If you find that they do, please be warned: I don't pay retail.
Comments 7
That is amazing you kept the receipt from way back then. Lol
The receipt is definitely trophy worthy when you score a deal like that.
It is funny because even now when I go into my clothing store of choice (Kohls) I head to the discount rack myself and can get some great clothing for 80% off. That plus additional coupons can get me some really nice polo shirts in the 3-8 dollar range when original prices are usually $45 or higher.
Author
A man after my own heart – admirable use of the Kohl’s coupon multiplier effect (my wife gets the mail discount, and when it hits 30%, off goes our trigger to re-up on kids’ clothing). More friends and family have seen my penny pants receipt than my college diploma, which in retrospect could be a form of social commentary. To whet your appetite further, if you acquire insider knowledge of the local thrift stores, those Polo shirts can run a buck or two apiece!
Thanks for stopping by,
CD
Win! There is a whole sub-culture that subsists on this kind of deal making, they are called couponers. My wife has dabbled. She could go shopping with her pre-planned scheme , put $200 worth of stuff in her cart and come home 5 bux richer than when she left. It was very much like high stakes poker you had to pair and sequence your deals to maximize your “profit” and understand the odds. I have about 10 years of free deodorant on the shelf to prove it! She was on the board of a couple “sharing centers” around here that served needier folks and was always coming up with schemes to pass the loot from the haves to the have nots that didn’t involve the government and confiscation. My mom worked a thrift store run by our church and they would get pretty good stuff, the area the store served abutted a rural ghetto. Kids would come and go home with a toy for a dime if mom was manning the counter. I knew a guy who fed homeless Vets with this coupon scheme. He didn’t feed them a great well balanced meal but things like Lance crackers. He knew how to multiply 5 bucks into 20x that in food which he would then take out in the country to a Vet encampment a few miles north of me and the boys living out there in the bush had crackers or what ever else he could scrounge up for them. My daughter copped a bunch of jeans being thrown out by Walmart all different sizes brand new maybe 100 pair and she figured out a way to get them to some kids who had nothing, but after she stopped by they had new jeans. My neighbor had a small herd of goats. My kids would go to the grocer at the Publix and get bags of out of date produce for free, and ride their bikes down to feed the goats.
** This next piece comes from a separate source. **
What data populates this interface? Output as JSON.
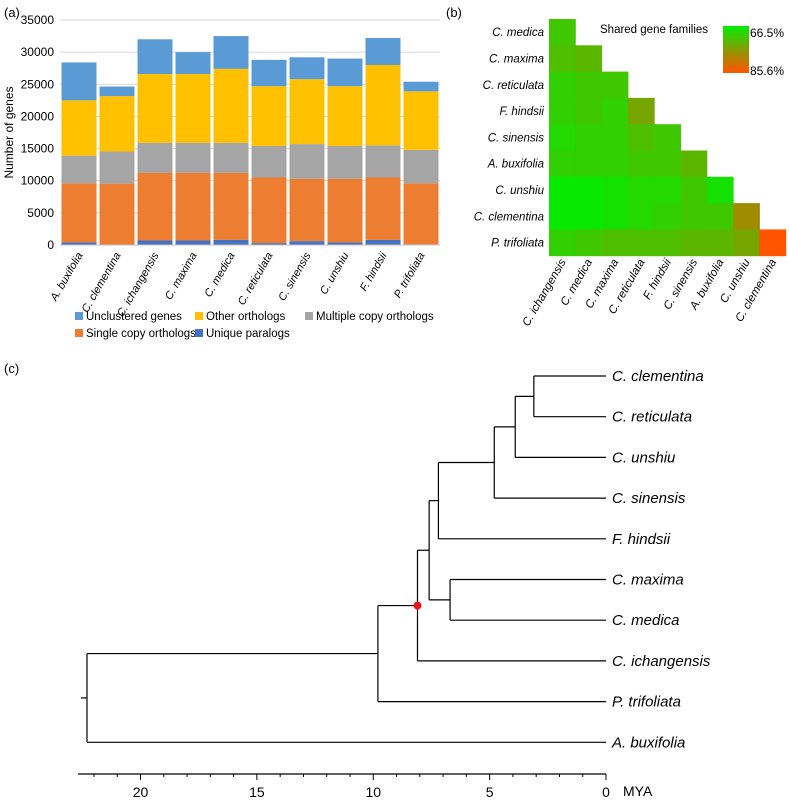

The goats would get pregnant and as they fed them and named them they would watch the whole story of life unfold before them. It’s a whole different take on “economy”.
Author
When you can channel a pleasure out of proportion activity (especially a talent that might otherwise augment your least financially healthy consumerist tendencies) and make the beneficiaries of that talent folks in need, it’s brilliant. I need to borrow from the playbook of your family members, and figure out how to turn my love of the good deal into a love of the good deed.
Time for me to follow some of those examples.
-CD
Wait a minute. What’s the catch? Why did it ring up $0.01. Maybe it was a mistake in the bar code? Was that the advertised price?
Anyway, great deal
That is awesome Crispy Doc! The best pair of work pants that I ever got were water repellent dress pants from a Work Warehouse. Cost: Forty bucks. Watching the inadvertent artline insertion squirtage bead and roll right off. Priceless.
I do the hospital greens now too. Best part is that I can leave them at the hospital to get washed. Second best part is that I don’t have to strip in the garage and get the hospital germs hosed off before entering the house anymore. Winters were chilly.
-LD
Author
I can envision those pulsatile emissions from the a-line vividly. The joy that good gear brings is one of my pleasures out of proportion.
What were you and I ever thinking to wear dress pants to work when scrubs get the job done?